LR 2.2.3R and s75(1) FSMA 2000
Why do the listing rules sometimes have to be complied with by a non-listed company?
If a company is seeking admission to trading they need to comply with the listing rules because:
s75(4)(a) FSMA 2000 - the competent authority may not grant an application for listing unless it is satisfied that the listing rules are complied with.
What must a private company comply with in order to be re-registered as a public company under the Companies Act 2006?
Companies Act ss90-96 including:
- SPECIAL RESOLUTION -Passing a special resolution
- APPLICATION - Filing an application with Companies House in the approved form
- ALLOTTED SHARE CAPITAL - Have an allotted share capital with a nominal value of not less than £50 000
- AUDITORS' STATEMENT - File an auditors' statement showing that at the balance sheet date the amount of the company's net assets was not less than the amount of its called-up share capital and undistributable reserves.
- CHANGE NAME - Change its name so that it states the company is to be a public limited company.
For a private company to convert to a public company how much of its allotted shares must be paid up?
What about if it wants to become a listed company?
- At least 25% of nominal value AND
- WHOLE of any premium
Must be paid (s91(1)(b) CA 2006)
- Shares must all be fully paid (LR 2.2.4R)
Are listed companies and public companies the same thing?
All listed companies are public companies (private companies cannot listed securities (Reg. 3, FSMA 2000 (Official Listing of Securities) Regulations 2001)) but not all public companies are listed companies.
Public company (s4(2) CA 2006) - certificate of incorporation states it is a public company and it has complied with CA 2006 re-registration requirements.
Listed company - Must be admitted to the official list and admitted to trading
Is the London Stock exchange a 'recognised investment exchange?' and therefore excempt from the general prohibition in section 19 of the Financial Services and Markets Act 2000 from carrying on a 'regulated activity'?
YES it is a 'recognised investment exchange' (s285 FSMA 2000). It is therefore exempt from the general prohibition as regards regulated activities which are carried on as part of the Exchange's business.

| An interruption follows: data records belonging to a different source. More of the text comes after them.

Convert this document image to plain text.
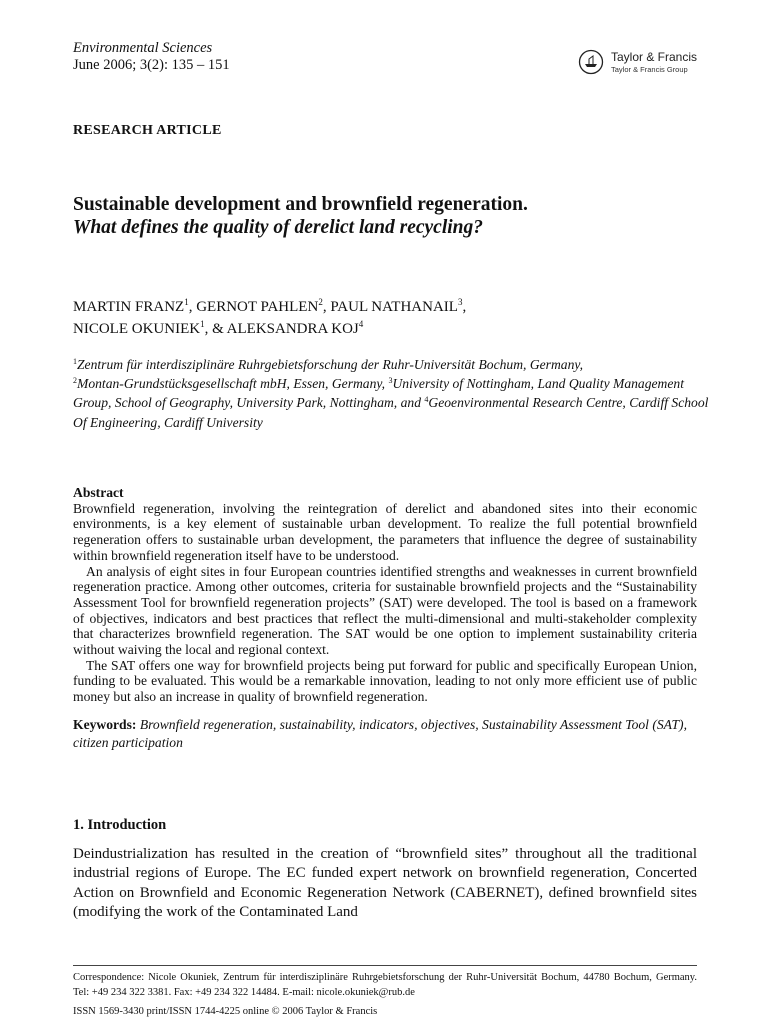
Environmental Sciences
June 2006; 3(2): 135 – 151	Taylor & Francis
Taylor & Francis Group
RESEARCH ARTICLE
Sustainable development and brownfield regeneration.
What defines the quality of derelict land recycling?
MARTIN FRANZ$^1$, GERNOT PAHLEN$^2$, PAUL NATHANAIL$^3$,
NICOLE OKUNIEK$^1$, & ALEKSANDRA KOJ$^4$
$^1$Zentrum für interdisziplinäre Ruhrgebietsforschung der Ruhr-Universität Bochum, Germany,
$^2$Montan-Grundstücksgesellschaft mbH, Essen, Germany, $^3$University of Nottingham, Land Quality Management Group, School of Geography, University Park, Nottingham, and $^4$Geoenvironmental Research Centre, Cardiff School Of Engineering, Cardiff University
Abstract

Brownfield regeneration, involving the reintegration of derelict and abandoned sites into their economic environments, is a key element of sustainable urban development. To realize the full potential brownfield regeneration offers to sustainable urban development, the parameters that influence the degree of sustainability within brownfield regeneration itself have to be understood.

An analysis of eight sites in four European countries identified strengths and weaknesses in current brownfield regeneration practice. Among other outcomes, criteria for sustainable brownfield projects and the “Sustainability Assessment Tool for brownfield regeneration projects” (SAT) were developed. The tool is based on a framework of objectives, indicators and best practices that reflect the multi-dimensional and multi-stakeholder complexity that characterizes brownfield regeneration. The SAT would be one option to implement sustainability criteria without waiving the local and regional context.

The SAT offers one way for brownfield projects being put forward for public and specifically European Union, funding to be evaluated. This would be a remarkable innovation, leading to not only more efficient use of public money but also an increase in quality of brownfield regeneration.

Keywords: Brownfield regeneration, sustainability, indicators, objectives, Sustainability Assessment Tool (SAT), citizen participation
1. Introduction

Deindustrialization has resulted in the creation of “brownfield sites” throughout all the traditional industrial regions of Europe. The EC funded expert network on brownfield regeneration, Concerted Action on Brownfield and Economic Regeneration Network (CABERNET), defined brownfield sites (modifying the work of the Contaminated Land

Correspondence: Nicole Okuniek, Zentrum für interdisziplinäre Ruhrgebietsforschung der Ruhr-Universität Bochum, 44780 Bochum, Germany. Tel: +49 234 322 3381. Fax: +49 234 322 14484. E-mail: nicole.okuniek@rub.de
ISSN 1569-3430 print/ISSN 1744-4225 online © 2006 Taylor & Francis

For a company's shares to be admitted to the Official List, it is necessary that they are also admitted to trading on the Main Market of the London Stock Exchange or on another market of a recognised investment exchange.
True or false?
TRUE (LR 2.2.3)
NB: The only recognised investment echange on this course is the London Stock Exchange Main Market (not AIM)

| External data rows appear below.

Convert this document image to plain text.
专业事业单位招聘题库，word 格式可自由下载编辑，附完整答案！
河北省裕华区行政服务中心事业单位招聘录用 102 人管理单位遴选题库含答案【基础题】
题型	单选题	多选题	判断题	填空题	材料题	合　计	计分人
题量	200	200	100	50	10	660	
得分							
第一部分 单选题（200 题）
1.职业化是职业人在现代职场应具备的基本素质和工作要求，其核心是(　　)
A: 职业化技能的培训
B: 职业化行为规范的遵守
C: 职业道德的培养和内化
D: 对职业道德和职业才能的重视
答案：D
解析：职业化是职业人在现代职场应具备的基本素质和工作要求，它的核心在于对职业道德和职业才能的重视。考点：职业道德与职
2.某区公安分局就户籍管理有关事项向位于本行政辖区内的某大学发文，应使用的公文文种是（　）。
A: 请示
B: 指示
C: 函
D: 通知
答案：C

It is a requirement of an application for listing of shares that a sufficient number of the shares will be "distributed to the public in one or more EEA States".
What percentage of shares in the public hands wil meet this requirement?

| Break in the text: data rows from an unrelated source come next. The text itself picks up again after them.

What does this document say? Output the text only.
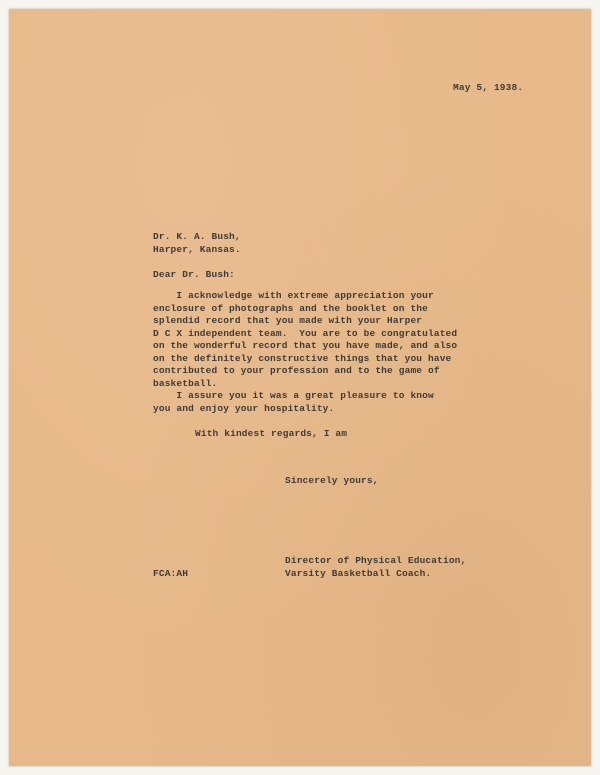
May 5, 1938.

Dr. K. A. Bush,

Harper, Kansas.

Dear Dr. Bush:

I acknowledge with extreme appreciation your
enclosure of photographs and the booklet on the
splendid record that you made with your Harper
D C X independent team.  You are to be congratulated
on the wonderful record that you have made, and also
on the definitely constructive things that you have
contributed to your profession and to the game of
basketball.

I assure you it was a great pleasure to know
you and enjoy your hospitality.

With kindest regards, I am

Sincerely yours,

Director of Physical Education,

Varsity Basketball Coach.

FCA:AH
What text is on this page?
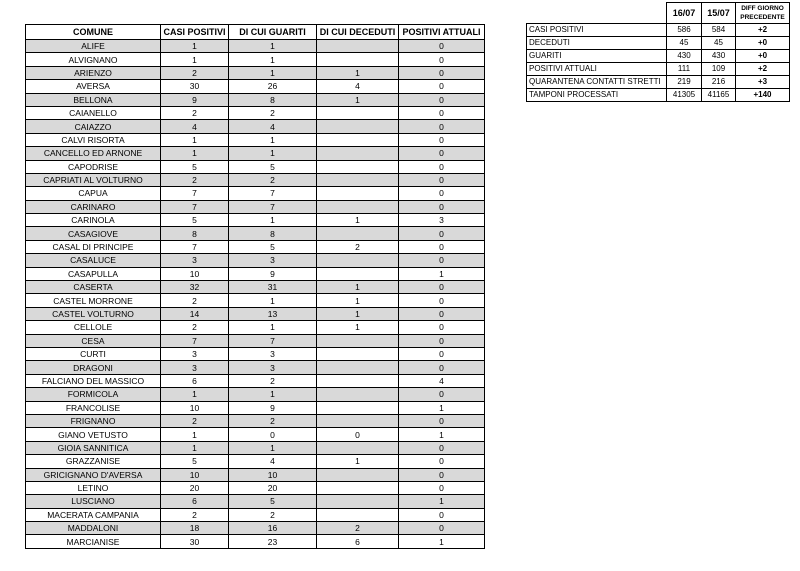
COMUNE	CASI POSITIVI	DI CUI GUARITI	DI CUI DECEDUTI	POSITIVI ATTUALI
ALIFE	1	1		0
ALVIGNANO	1	1		0
ARIENZO	2	1	1	0
AVERSA	30	26	4	0
BELLONA	9	8	1	0
CAIANELLO	2	2		0
CAIAZZO	4	4		0
CALVI RISORTA	1	1		0
CANCELLO ED ARNONE	1	1		0
CAPODRISE	5	5		0
CAPRIATI AL VOLTURNO	2	2		0
CAPUA	7	7		0
CARINARO	7	7		0
CARINOLA	5	1	1	3
CASAGIOVE	8	8		0
CASAL DI PRINCIPE	7	5	2	0
CASALUCE	3	3		0
CASAPULLA	10	9		1
CASERTA	32	31	1	0
CASTEL MORRONE	2	1	1	0
CASTEL VOLTURNO	14	13	1	0
CELLOLE	2	1	1	0
CESA	7	7		0
CURTI	3	3		0
DRAGONI	3	3		0
FALCIANO DEL MASSICO	6	2		4
FORMICOLA	1	1		0
FRANCOLISE	10	9		1
FRIGNANO	2	2		0
GIANO VETUSTO	1	0	0	1
GIOIA SANNITICA	1	1		0
GRAZZANISE	5	4	1	0
GRICIGNANO D'AVERSA	10	10		0
LETINO	20	20		0
LUSCIANO	6	5		1
MACERATA CAMPANIA	2	2		0
MADDALONI	18	16	2	0
MARCIANISE	30	23	6	1
	16/07	15/07	DIFF GIORNO PRECEDENTE
CASI POSITIVI	586	584	+2
DECEDUTI	45	45	+0
GUARITI	430	430	+0
POSITIVI ATTUALI	111	109	+2
QUARANTENA CONTATTI STRETTI	219	216	+3
TAMPONI PROCESSATI	41305	41165	+140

25% (Listing Rule 6.1.19R)
Definition of 'in the public hands' depends on circumstances. There is discretion to accept a lower percentage if satisfied that the market will operate properly as such a level (LR 6.1.20G)
Which two methods of bringing shares to listing may involve a transfer of existing shares, rather than an issue of new shares?
A placing and an offer for sale
Which methods of bringing shares to listing will raise finance for the applicant company?
- An offer for subscription
- An intermediaries offer
An 'offer for sale' is where existing shareholders in the company sell their shares as part of the flotation and receive the proceeds themselves.
An 'introduction' is a method of bringing securities to listing involving the admission of shares already in issue (sometimes used by overseas companies with an existing listing on a foreign exchange and seeking a 'dual listing' in London forexample)
Which method of bringing shares to listing is not available to a company without shares already listed?
A rights issue
A rights issue is a form of 'secondary offer' involving an offer of shares or other securities to existing holders made in proportion to their existing holdings using a renounceable lettter of allotment (or other negotiable instrument) and usually at a discount to the market price.